Now, I really believe some of the best poetry originates right here in our beautiful commonwealth.
And that's why this month, we'll be bringing you a series of stories about Kentucky-based poets, starting with this one about our most recent poet laureate, Silas House.
Born in Corbin, House still calls Kentucky home to this day.
He was honored with the Poet Laureate Award position in 2023 and has been a powerful figure in promoting what makes Kentucky such a special place.
Let's learn a little bit more about House in the first installment of Poets of Kentucky.
[music playing] In high school, the biggest dare was to slink over the slick rocks flanking Cumberland Falls, where the wide but shallow river dives 70 feet into a deep pool of froth.
There, people say, catfish big as men There, people say, catfish big as men twist and slither, awaiting supper sped their way.
You can see a rainbow at night shimmering on the mist during a full moon and a clear sky.
This is true.
I snuck behind the green curtain once with my best friend, whose name I won't say because he never came out.
Just as we reached the bale of water, where we would disappear into another world, I slipped.
My right leg slid down the cold boulder.
And before I could plunge into the churning chaos where torrent met river, he grabbed hold of my hand.
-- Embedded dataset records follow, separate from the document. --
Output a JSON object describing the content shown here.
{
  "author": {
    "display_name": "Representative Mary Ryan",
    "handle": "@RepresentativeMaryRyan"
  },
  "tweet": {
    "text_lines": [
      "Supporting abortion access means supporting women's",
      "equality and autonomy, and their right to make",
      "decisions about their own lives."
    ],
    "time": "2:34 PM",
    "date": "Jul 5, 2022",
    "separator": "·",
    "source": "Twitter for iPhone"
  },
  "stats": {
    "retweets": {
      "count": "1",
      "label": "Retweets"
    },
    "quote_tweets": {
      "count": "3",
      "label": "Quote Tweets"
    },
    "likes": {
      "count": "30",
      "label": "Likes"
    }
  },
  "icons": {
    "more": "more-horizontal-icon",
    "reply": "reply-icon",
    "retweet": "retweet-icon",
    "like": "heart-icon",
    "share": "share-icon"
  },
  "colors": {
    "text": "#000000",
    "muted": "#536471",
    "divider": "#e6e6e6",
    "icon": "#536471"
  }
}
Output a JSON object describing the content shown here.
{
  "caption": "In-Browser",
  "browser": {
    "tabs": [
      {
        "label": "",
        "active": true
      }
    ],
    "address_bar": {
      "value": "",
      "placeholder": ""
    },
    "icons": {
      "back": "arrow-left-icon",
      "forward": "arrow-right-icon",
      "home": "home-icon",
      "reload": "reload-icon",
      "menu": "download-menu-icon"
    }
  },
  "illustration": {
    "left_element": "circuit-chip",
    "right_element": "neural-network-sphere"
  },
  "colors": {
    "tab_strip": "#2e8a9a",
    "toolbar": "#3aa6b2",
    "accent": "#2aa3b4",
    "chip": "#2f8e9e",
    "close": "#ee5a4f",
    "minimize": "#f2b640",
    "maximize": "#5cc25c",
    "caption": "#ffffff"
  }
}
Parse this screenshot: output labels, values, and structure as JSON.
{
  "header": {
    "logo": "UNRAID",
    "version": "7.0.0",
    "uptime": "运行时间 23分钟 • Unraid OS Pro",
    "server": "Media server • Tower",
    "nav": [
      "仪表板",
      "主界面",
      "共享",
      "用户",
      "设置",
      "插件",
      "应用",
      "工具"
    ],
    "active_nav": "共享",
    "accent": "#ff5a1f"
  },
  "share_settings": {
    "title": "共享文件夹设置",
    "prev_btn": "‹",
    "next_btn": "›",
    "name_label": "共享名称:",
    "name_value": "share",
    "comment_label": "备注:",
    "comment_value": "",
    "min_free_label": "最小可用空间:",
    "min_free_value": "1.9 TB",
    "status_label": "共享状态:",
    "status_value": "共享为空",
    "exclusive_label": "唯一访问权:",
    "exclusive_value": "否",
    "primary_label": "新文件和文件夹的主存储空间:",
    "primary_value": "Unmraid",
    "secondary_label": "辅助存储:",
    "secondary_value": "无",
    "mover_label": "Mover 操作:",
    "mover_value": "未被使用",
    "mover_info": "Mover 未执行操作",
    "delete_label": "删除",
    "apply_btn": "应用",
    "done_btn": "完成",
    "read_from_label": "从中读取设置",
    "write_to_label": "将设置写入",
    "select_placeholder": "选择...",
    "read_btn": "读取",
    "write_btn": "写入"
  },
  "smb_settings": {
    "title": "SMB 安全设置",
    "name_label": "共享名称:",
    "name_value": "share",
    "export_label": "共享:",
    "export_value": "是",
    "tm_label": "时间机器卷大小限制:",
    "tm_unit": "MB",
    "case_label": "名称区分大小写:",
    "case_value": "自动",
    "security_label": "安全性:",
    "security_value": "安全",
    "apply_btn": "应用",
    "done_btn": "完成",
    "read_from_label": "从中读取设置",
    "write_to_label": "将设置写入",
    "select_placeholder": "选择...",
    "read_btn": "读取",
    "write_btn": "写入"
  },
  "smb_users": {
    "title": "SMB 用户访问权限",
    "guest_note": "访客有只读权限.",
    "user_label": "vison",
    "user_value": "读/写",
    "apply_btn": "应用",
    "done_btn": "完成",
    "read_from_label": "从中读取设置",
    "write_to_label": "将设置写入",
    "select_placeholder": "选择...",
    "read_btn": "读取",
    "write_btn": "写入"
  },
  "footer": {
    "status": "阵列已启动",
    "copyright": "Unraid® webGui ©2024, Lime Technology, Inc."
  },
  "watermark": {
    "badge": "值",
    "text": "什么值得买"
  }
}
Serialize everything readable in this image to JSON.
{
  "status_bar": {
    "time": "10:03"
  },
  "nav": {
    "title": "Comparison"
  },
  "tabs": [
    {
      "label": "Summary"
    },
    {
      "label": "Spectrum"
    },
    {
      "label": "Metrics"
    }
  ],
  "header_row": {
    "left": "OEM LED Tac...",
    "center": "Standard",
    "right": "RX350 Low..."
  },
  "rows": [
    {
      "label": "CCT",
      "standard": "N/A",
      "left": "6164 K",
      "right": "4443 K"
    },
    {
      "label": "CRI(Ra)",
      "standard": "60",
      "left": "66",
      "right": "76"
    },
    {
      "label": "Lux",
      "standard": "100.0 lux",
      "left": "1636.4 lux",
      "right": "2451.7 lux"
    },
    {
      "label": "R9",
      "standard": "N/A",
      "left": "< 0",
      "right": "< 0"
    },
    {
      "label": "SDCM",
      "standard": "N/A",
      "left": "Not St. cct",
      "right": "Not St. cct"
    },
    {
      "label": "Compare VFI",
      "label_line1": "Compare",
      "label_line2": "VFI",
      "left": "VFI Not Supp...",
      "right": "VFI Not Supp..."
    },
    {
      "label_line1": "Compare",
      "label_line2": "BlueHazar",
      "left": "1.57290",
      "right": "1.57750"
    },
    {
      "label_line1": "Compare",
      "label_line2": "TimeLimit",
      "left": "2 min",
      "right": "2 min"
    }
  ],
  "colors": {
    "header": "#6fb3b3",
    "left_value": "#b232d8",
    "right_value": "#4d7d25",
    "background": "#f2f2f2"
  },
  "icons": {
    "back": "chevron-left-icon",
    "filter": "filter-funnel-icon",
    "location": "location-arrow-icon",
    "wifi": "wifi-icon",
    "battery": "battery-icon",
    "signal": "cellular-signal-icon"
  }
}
I was so electrified by his touch.
I didn't think of how close I was to being swept away.
Instead, I thought how a small moment of ecstasy was akin to drowning.
He held on for a beat longer than necessary.
The roar behind the falls was a deafening symphony heard only by those brave enough to penetrate this dark-sued cavern carved by centuries, fern-laden, alive with the smell of moss, a secret cathedral made of wildness and wet.
We were mesmerized and stood watching the cascade as if frozen, yet as if we might see through to the other side.
I'm from southeastern Kentucky, and I write a lot about working-class issues, people of faith, LGBTQ people, the rural experience, and I'm hoping to always expand people's notions of what that means.
I'm trying to tell the story of a rural place in Kentucky and Appalachia as I know it to be true.
I never want to vilify the place, but I also never want to romanticize the place.
Both of those are stereotyped in the place.
So, I'm just always trying to tell the most authentic story I can.
Well, I grew up in a little bitty town called Lilly right outside of Corbin, Kentucky, kind of near Cumberland Falls.
That's sort of my point of reference for people.
So, it was a place of great natural beauty, but also a place where I witnessed a lot of devastation.
I grew up across from a strip mine, and so it was always like the beauty of the natural world juxtaposed against the devastation of the natural world.
So, I think that set up a sense of injustice for me from a young age.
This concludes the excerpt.